On 22 February 2016 the Daily Mail ran an article about a doctor who was left damaged by electroconvulsive therapy (ECT) that she underwent at the Worcestershire Royal Hospital in 2004 and 2005.
“The mother-of-three says her speech and mobility have been reduced and she has been left unable to do her job. She is now demanding an independent scientific study is carried out to examine the effects of ECT. Dr Cunliffe said: ‘By the time I finished ECT I was left with memory problems, an inability to recognise faces or to navigate. ‘Towards the end my hands shook, I couldn’t walk in a straight line and I fell over repeatedly. I couldn’t walk through doors without bumping into door frames. My speech was slurred and I had word finding problems.'”
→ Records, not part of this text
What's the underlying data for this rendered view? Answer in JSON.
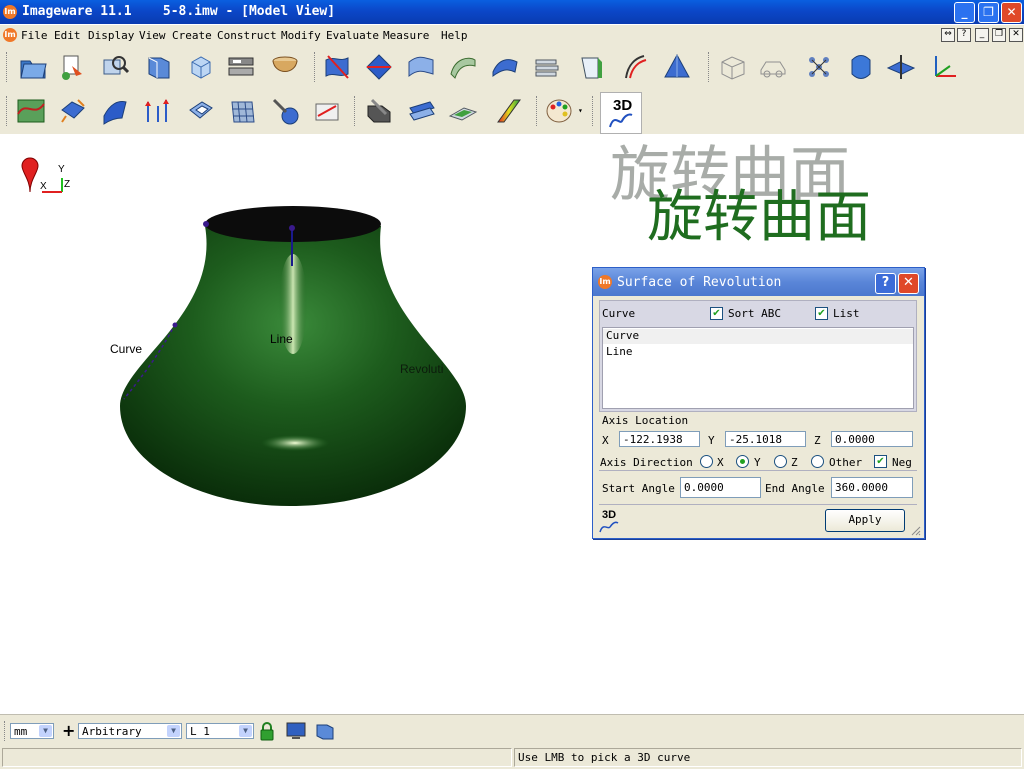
{
  "window": {
    "title": "Imageware 11.1    5-8.imw - [Model View]",
    "app_icon": "Im"
  },
  "menu": {
    "items": [
      "File",
      "Edit",
      "Display",
      "View",
      "Create",
      "Construct",
      "Modify",
      "Evaluate",
      "Measure",
      "Help"
    ]
  },
  "toolbar": {
    "row1_icons": [
      "open-file-icon",
      "import-icon",
      "inspect-icon",
      "view-plane-icon",
      "cube-view-icon",
      "layers-icon",
      "bowl-surface-icon",
      "surface-edit-icon",
      "surface-diamond-icon",
      "surface-sweep-icon",
      "surface-blend-icon",
      "surface-patch-icon",
      "surface-loft-icon",
      "surface-extend-icon",
      "surface-offset-icon",
      "pyramid-icon",
      "wireframe-box-icon",
      "wireframe-car-icon",
      "network-icon",
      "solid-shape-icon",
      "plane-icon",
      "axis-icon"
    ],
    "row2_icons": [
      "curve-surface-icon",
      "transform-icon",
      "fillet-icon",
      "normal-arrows-icon",
      "trim-icon",
      "grid-patch-icon",
      "probe-icon",
      "measure-icon",
      "cut-icon",
      "extrude-icon",
      "shell-icon",
      "color-map-icon",
      "palette-icon",
      "3d-curve-icon"
    ],
    "badge_3d": "3D"
  },
  "viewport": {
    "watermark_gray": "旋转曲面",
    "watermark_green": "旋转曲面",
    "axis": {
      "y": "Y",
      "x": "X",
      "z": "Z"
    },
    "labels": {
      "curve": "Curve",
      "line": "Line",
      "revolution": "Revolution"
    }
  },
  "dialog": {
    "title": "Surface of Revolution",
    "curve_label": "Curve",
    "sort_abc_label": "Sort ABC",
    "sort_abc_checked": true,
    "list_label": "List",
    "list_checked": true,
    "list_items": [
      "Curve",
      "Line"
    ],
    "selected_item": "Curve",
    "axis_location_label": "Axis Location",
    "x_label": "X",
    "x_value": "-122.1938",
    "y_label": "Y",
    "y_value": "-25.1018",
    "z_label": "Z",
    "z_value": "0.0000",
    "axis_direction_label": "Axis Direction",
    "dir_options": [
      "X",
      "Y",
      "Z",
      "Other"
    ],
    "dir_selected": "Y",
    "neg_label": "Neg",
    "neg_checked": true,
    "start_angle_label": "Start Angle",
    "start_angle_value": "0.0000",
    "end_angle_label": "End Angle",
    "end_angle_value": "360.0000",
    "apply_label": "Apply",
    "badge_3d": "3D"
  },
  "bottom": {
    "units": "mm",
    "plus": "+",
    "snap_mode": "Arbitrary",
    "layer": "L 1",
    "status_message": "Use LMB to pick a 3D curve"
  },
  "colors": {
    "title_bar": "#0b47c8",
    "surface_dark": "#0c3a0c",
    "surface_light": "#2f7a2f",
    "watermark_green": "#1f6d1f",
    "watermark_gray": "#a8aca8"
  }
}
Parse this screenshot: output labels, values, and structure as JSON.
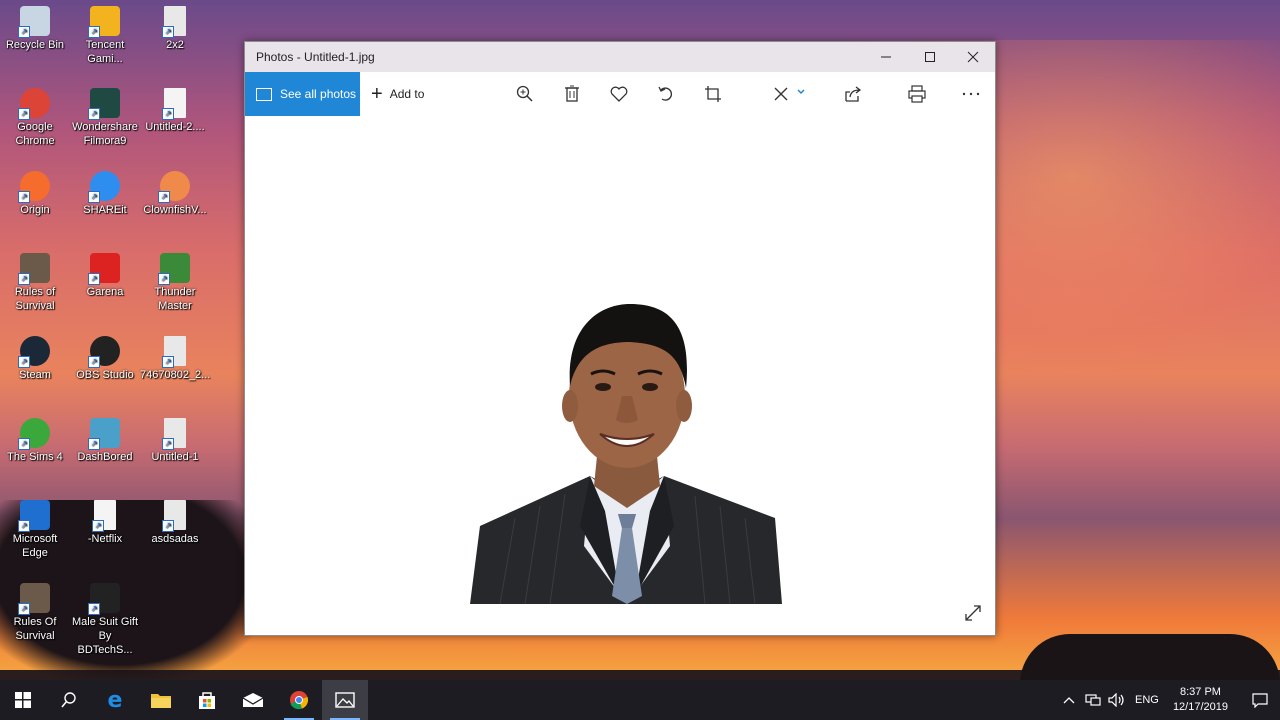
{
  "desktop": {
    "icons": [
      {
        "label": "Recycle Bin",
        "icon": "recycle-bin-icon",
        "color": "#c8d6e4"
      },
      {
        "label": "Tencent Gami...",
        "icon": "tencent-gaming-icon",
        "color": "#f3b31f"
      },
      {
        "label": "2x2",
        "icon": "photo-thumbnail-icon",
        "color": "#e8e8e8"
      },
      {
        "label": "Google Chrome",
        "icon": "chrome-icon",
        "color": "#db4437"
      },
      {
        "label": "Wondershare Filmora9",
        "icon": "filmora-icon",
        "color": "#1f4a44"
      },
      {
        "label": "Untitled-2....",
        "icon": "document-icon",
        "color": "#f4f4f4"
      },
      {
        "label": "Origin",
        "icon": "origin-icon",
        "color": "#f56c2d"
      },
      {
        "label": "SHAREit",
        "icon": "shareit-icon",
        "color": "#2e8ef0"
      },
      {
        "label": "ClownfishV...",
        "icon": "clownfish-icon",
        "color": "#f08a4a"
      },
      {
        "label": "Rules of Survival",
        "icon": "game-icon",
        "color": "#6b5a4a"
      },
      {
        "label": "Garena",
        "icon": "garena-icon",
        "color": "#d22"
      },
      {
        "label": "Thunder Master",
        "icon": "thunder-master-icon",
        "color": "#3a8a3a"
      },
      {
        "label": "Steam",
        "icon": "steam-icon",
        "color": "#1b2838"
      },
      {
        "label": "OBS Studio",
        "icon": "obs-icon",
        "color": "#222"
      },
      {
        "label": "74670802_2...",
        "icon": "photo-thumbnail-icon",
        "color": "#e8e8e8"
      },
      {
        "label": "The Sims 4",
        "icon": "sims-icon",
        "color": "#3aa83a"
      },
      {
        "label": "DashBored",
        "icon": "dashbored-icon",
        "color": "#4aa0c8"
      },
      {
        "label": "Untitled-1",
        "icon": "photo-thumbnail-icon",
        "color": "#e8e8e8"
      },
      {
        "label": "Microsoft Edge",
        "icon": "edge-icon",
        "color": "#1f6fd0"
      },
      {
        "label": "-Netflix",
        "icon": "document-icon",
        "color": "#f4f4f4"
      },
      {
        "label": "asdsadas",
        "icon": "photo-thumbnail-icon",
        "color": "#e8e8e8"
      },
      {
        "label": "Rules Of Survival",
        "icon": "game-icon",
        "color": "#6b5a4a"
      },
      {
        "label": "Male Suit Gift By BDTechS...",
        "icon": "suit-icon",
        "color": "#222"
      }
    ]
  },
  "window": {
    "title": "Photos - Untitled-1.jpg",
    "see_all": "See all photos",
    "add_to": "Add to",
    "accent": "#1f87d6"
  },
  "taskbar": {
    "time": "8:37 PM",
    "date": "12/17/2019",
    "lang": "ENG"
  }
}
“A spokesperson for the Worcestershire Health and Care NHS Trust said: ‘We are aware of a request to look into the treatment given to Mrs Cunliffe back in 2005 by our predecessor trust, and will be meeting with her over the next few weeks to discuss next steps. ‘It is important that patients are reassured the ECT department was independently accredited as ‘excellent’ in 2008 and then again in 2011 by regulators.’ “
So what is the “excellent” that the hospital refers to? Presumably they are talking about the Royal College of Psychiatrists’ ECT accreditation scheme (ECTAS). This is a voluntary accreditation scheme; clinics that are not accredited can still give ECT. What do clinics have to do to get into the “excellent” category? They have to tick off a number of standards that are marked as level 3 on the ECTAS scheme. I don’t know if they have to tick them all, or just some of them, but they include things such as: offering a patient something to eat or drink after ECT; having a psychiatrist remain in building until patients have recovered consciousness; having regular team meetings. Another level 3 standard is having a team that “takes an active role in audit, academic teaching and development of evidence-based best practice of ECT”. I cannot however recall ever having seen a piece of research or article about ECT from Worcester.
Whatever the importance of such standards, they do not offer reassurance if a brain does not have immunity from damage due to a powerful electric shock (or a combination of an electric shock and the ensuing seizure) repeated a number of times over several weeks.